Bastiat wisely proclaimed that law is appropriately a negative assertion.  It is rarely to be used to compel an action towards good.  Rather, it is a limiting agency that has no personified preferences.  “But when the law, by means of its necessary agent, force, imposes upon men a regulation of labor, a method or a subject of education, a religious faith or creed - then the law is no longer negative; it acts positively upon people. It substitutes the will of the legislator for their own initiatives. When this happens, the people no longer need to discuss, to compare, to plan ahead; the law does all this for them. Intelligence becomes a useless prop for the people; they cease to be men; they lose their personality, their liberty, their property.”

Herein lies Bastiat’s 19th Century warning to Americans in the Age of Obama.  Laws come from the people whom we elect to state and national legislatures.  No less than 7,382 state representatives and state senators collect across fifty capitols every year to enact opinions in the form of state statute.  States typically limit the number of bills that can be carried by a legislator for each session, from five to fifteen.  If the average state legislator carries five bills, that is 36,910 potential new laws promoted annually within the states.  Add to that the actions of 100 senators and 435 representatives at the federal level and we have a mob of powerful people looking to turn their utopian ideals into citizen requirements with compliance backed by weapons and prisons.  Bastiat’s The Law has been well maintained for 21st Century consumption as a book widely available in modern formats at all the usual places.


Thanks to the foresight of America’s Founding Fathers, we have a Constitution and Supreme Court.  The Constitution maintains a standard of rights against which all of the new laws are to be measured.  The primary intent of the Supreme Court is similarly negative as the creation of law.  They are tasked to determine whether a law is compatible with the United States Constitution.  And provided that they do not promote their own ideology, the notion of having this final authority is sagacious.

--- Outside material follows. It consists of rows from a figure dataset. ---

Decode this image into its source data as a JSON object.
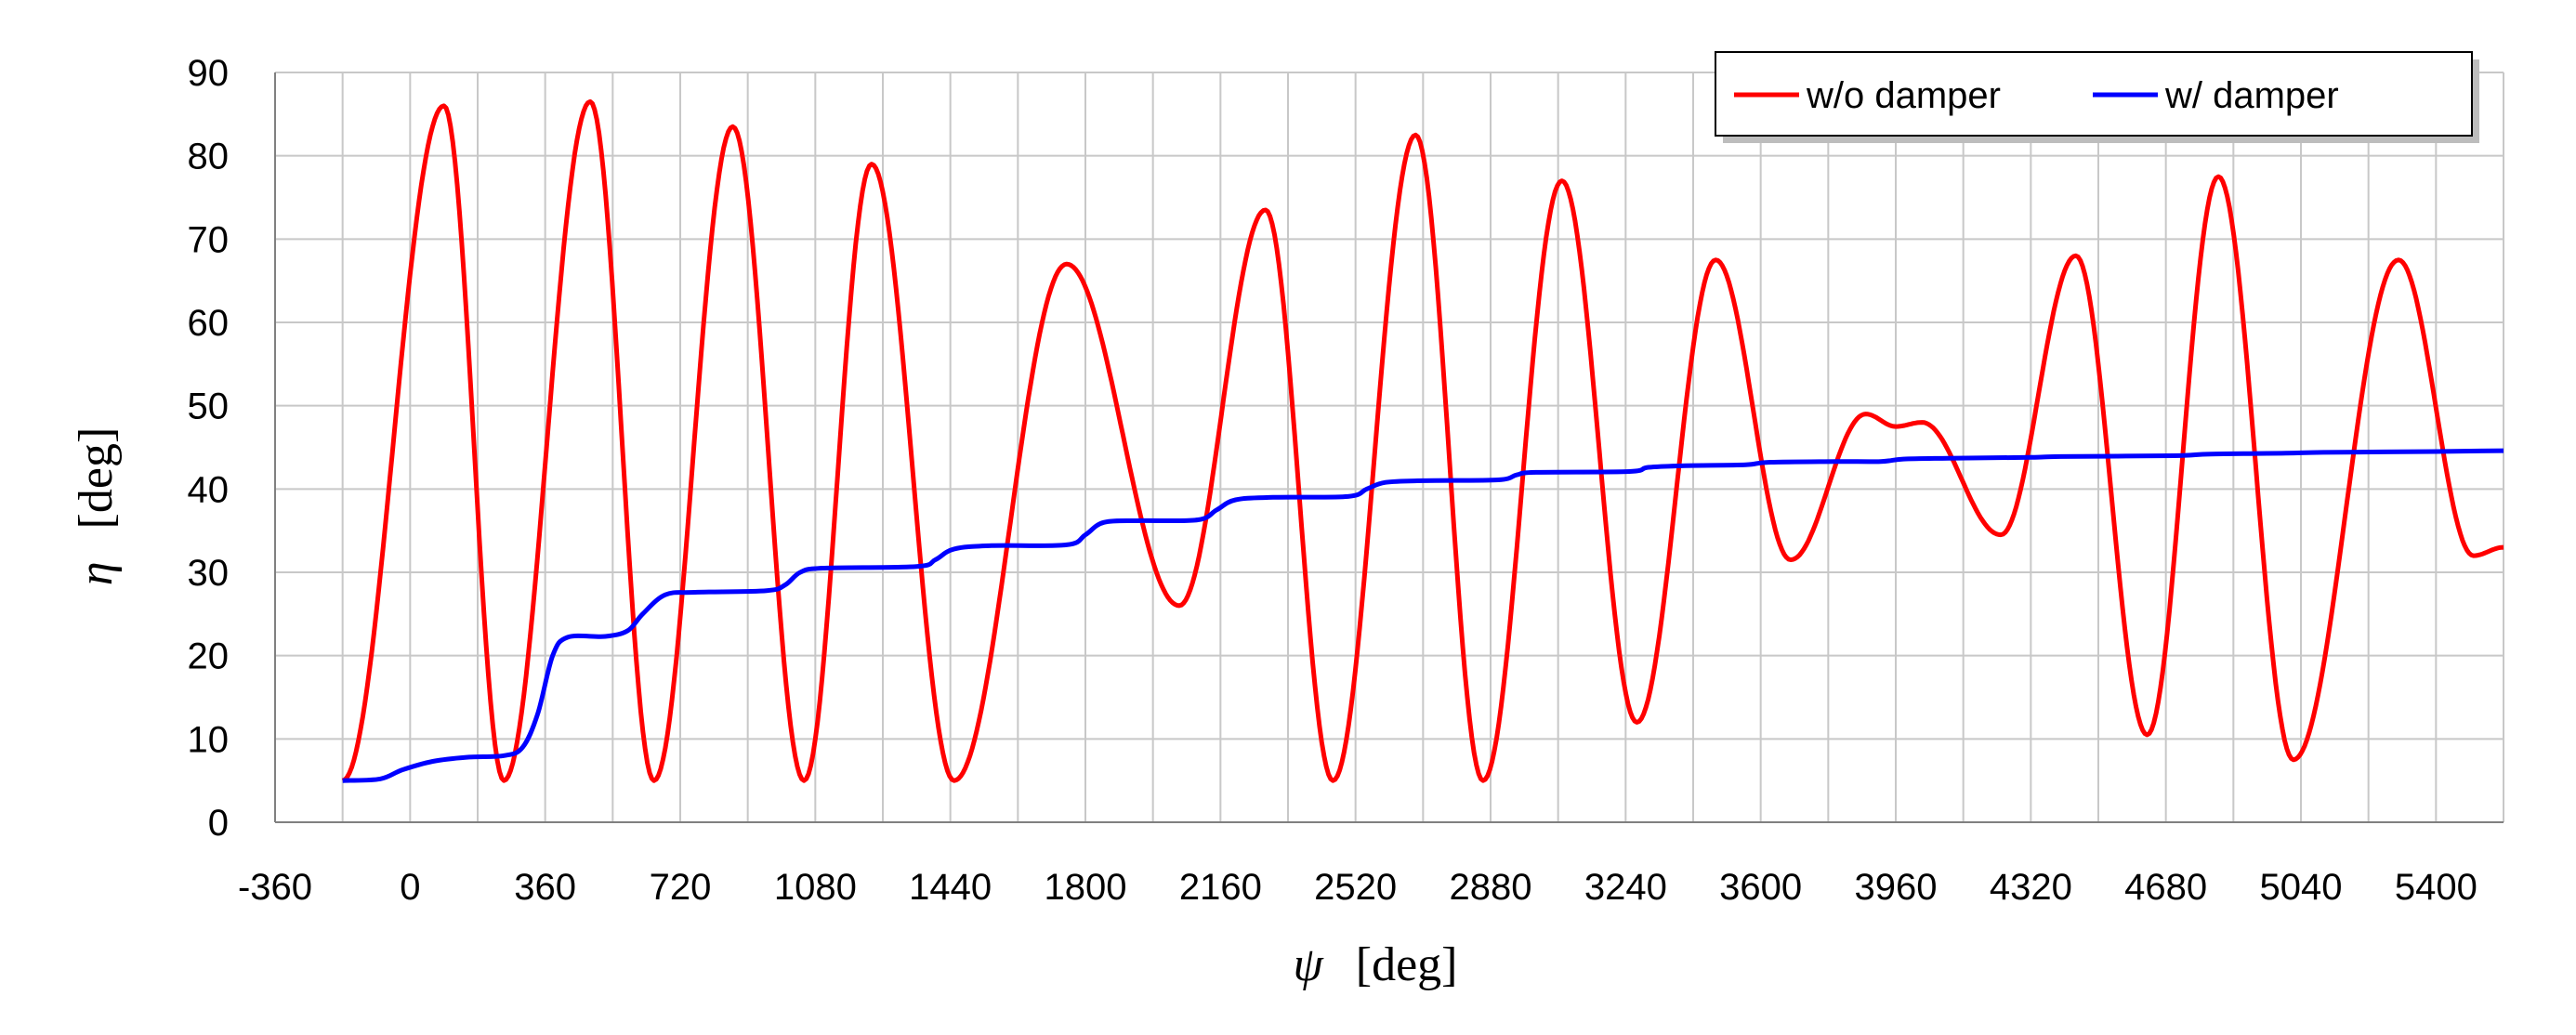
{
  "chart_data": {
    "type": "line",
    "title": "",
    "xlabel_symbol": "ψ",
    "xlabel_unit": "[deg]",
    "ylabel_symbol": "η",
    "ylabel_unit": "[deg]",
    "xlim": [
      -360,
      5580
    ],
    "ylim": [
      0,
      90
    ],
    "x_ticks": [
      -360,
      0,
      360,
      720,
      1080,
      1440,
      1800,
      2160,
      2520,
      2880,
      3240,
      3600,
      3960,
      4320,
      4680,
      5040,
      5400
    ],
    "x_gridlines": [
      -360,
      -180,
      0,
      180,
      360,
      540,
      720,
      900,
      1080,
      1260,
      1440,
      1620,
      1800,
      1980,
      2160,
      2340,
      2520,
      2700,
      2880,
      3060,
      3240,
      3420,
      3600,
      3780,
      3960,
      4140,
      4320,
      4500,
      4680,
      4860,
      5040,
      5220,
      5400,
      5580
    ],
    "y_ticks": [
      0,
      10,
      20,
      30,
      40,
      50,
      60,
      70,
      80,
      90
    ],
    "grid": true,
    "legend_position": "top-right",
    "series": [
      {
        "name": "w/o damper",
        "color": "#ff0000",
        "extrema": [
          [
            -180,
            5
          ],
          [
            90,
            86
          ],
          [
            250,
            5
          ],
          [
            480,
            86.5
          ],
          [
            650,
            5
          ],
          [
            860,
            83.5
          ],
          [
            1050,
            5
          ],
          [
            1230,
            79
          ],
          [
            1450,
            5
          ],
          [
            1750,
            67
          ],
          [
            2050,
            26
          ],
          [
            2280,
            73.5
          ],
          [
            2460,
            5
          ],
          [
            2680,
            82.5
          ],
          [
            2860,
            5
          ],
          [
            3070,
            77
          ],
          [
            3270,
            12
          ],
          [
            3480,
            67.5
          ],
          [
            3680,
            31.5
          ],
          [
            3880,
            49
          ],
          [
            3960,
            47.5
          ],
          [
            4030,
            48
          ],
          [
            4240,
            34.5
          ],
          [
            4440,
            68
          ],
          [
            4630,
            10.5
          ],
          [
            4820,
            77.5
          ],
          [
            5020,
            7.5
          ],
          [
            5300,
            67.5
          ],
          [
            5500,
            32
          ],
          [
            5580,
            33
          ]
        ]
      },
      {
        "name": "w/ damper",
        "color": "#0000ff",
        "points": [
          [
            -180,
            5
          ],
          [
            -80,
            5.2
          ],
          [
            -20,
            6.3
          ],
          [
            60,
            7.3
          ],
          [
            150,
            7.8
          ],
          [
            250,
            8
          ],
          [
            300,
            9
          ],
          [
            340,
            13
          ],
          [
            380,
            20
          ],
          [
            420,
            22.2
          ],
          [
            520,
            22.3
          ],
          [
            580,
            23
          ],
          [
            620,
            25
          ],
          [
            680,
            27.3
          ],
          [
            760,
            27.6
          ],
          [
            950,
            27.8
          ],
          [
            1000,
            28.5
          ],
          [
            1040,
            30
          ],
          [
            1100,
            30.5
          ],
          [
            1350,
            30.7
          ],
          [
            1400,
            31.5
          ],
          [
            1450,
            32.8
          ],
          [
            1550,
            33.2
          ],
          [
            1750,
            33.3
          ],
          [
            1800,
            34.5
          ],
          [
            1850,
            36
          ],
          [
            1950,
            36.2
          ],
          [
            2100,
            36.3
          ],
          [
            2150,
            37.5
          ],
          [
            2200,
            38.7
          ],
          [
            2300,
            39
          ],
          [
            2500,
            39.1
          ],
          [
            2550,
            40
          ],
          [
            2600,
            40.8
          ],
          [
            2700,
            41
          ],
          [
            2900,
            41.1
          ],
          [
            2950,
            41.7
          ],
          [
            3000,
            42
          ],
          [
            3250,
            42.1
          ],
          [
            3300,
            42.6
          ],
          [
            3400,
            42.8
          ],
          [
            3560,
            42.9
          ],
          [
            3620,
            43.2
          ],
          [
            3800,
            43.3
          ],
          [
            3920,
            43.3
          ],
          [
            3980,
            43.6
          ],
          [
            4100,
            43.7
          ],
          [
            4320,
            43.8
          ],
          [
            4400,
            43.9
          ],
          [
            4700,
            44
          ],
          [
            4800,
            44.2
          ],
          [
            5000,
            44.3
          ],
          [
            5100,
            44.4
          ],
          [
            5400,
            44.5
          ],
          [
            5580,
            44.6
          ]
        ]
      }
    ]
  }
}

But, President Obama’s untempered glee at the opportunity to appoint a new member of the Supreme Court in his first year in office was an early indication of the intended misuse of an institution that deserves far more solemn regard.  So I say, “Thank God for Senior Associate Antonin Scalia,” who spent much of the month of June pressing his fingers into the holes of the marble dykes of Washington, D.C.  The 2013 Summer decisions from the Supreme Court show how Justice Scalia has been steering the entire ship with the influence of his powerful reasoning.  The highlight was the rare moment of reading a dissenting opinion, rather than the usual printed delivery.

Scalia joins fellow Townhall personality Hugh Hewitt in astute quotes on this important understanding, leading up to the 237th annual celebration this week of our nation’s birth.  Scalia accused the liberal members of the Supreme Court as having, “an exalted notion of the role of this court in American democratic society."  American liberals are now aggressively advancing their philosophy through positive assertions of the law.  This is a terrifically dangerous phenomenon that is prevented only as Antonin Scalia is able to find sufficient humility and rationale in his fellow justices.  As Hugh Hewitt stated on his radio program last Friday, “Government is now self-actualizing; having its own motivations.”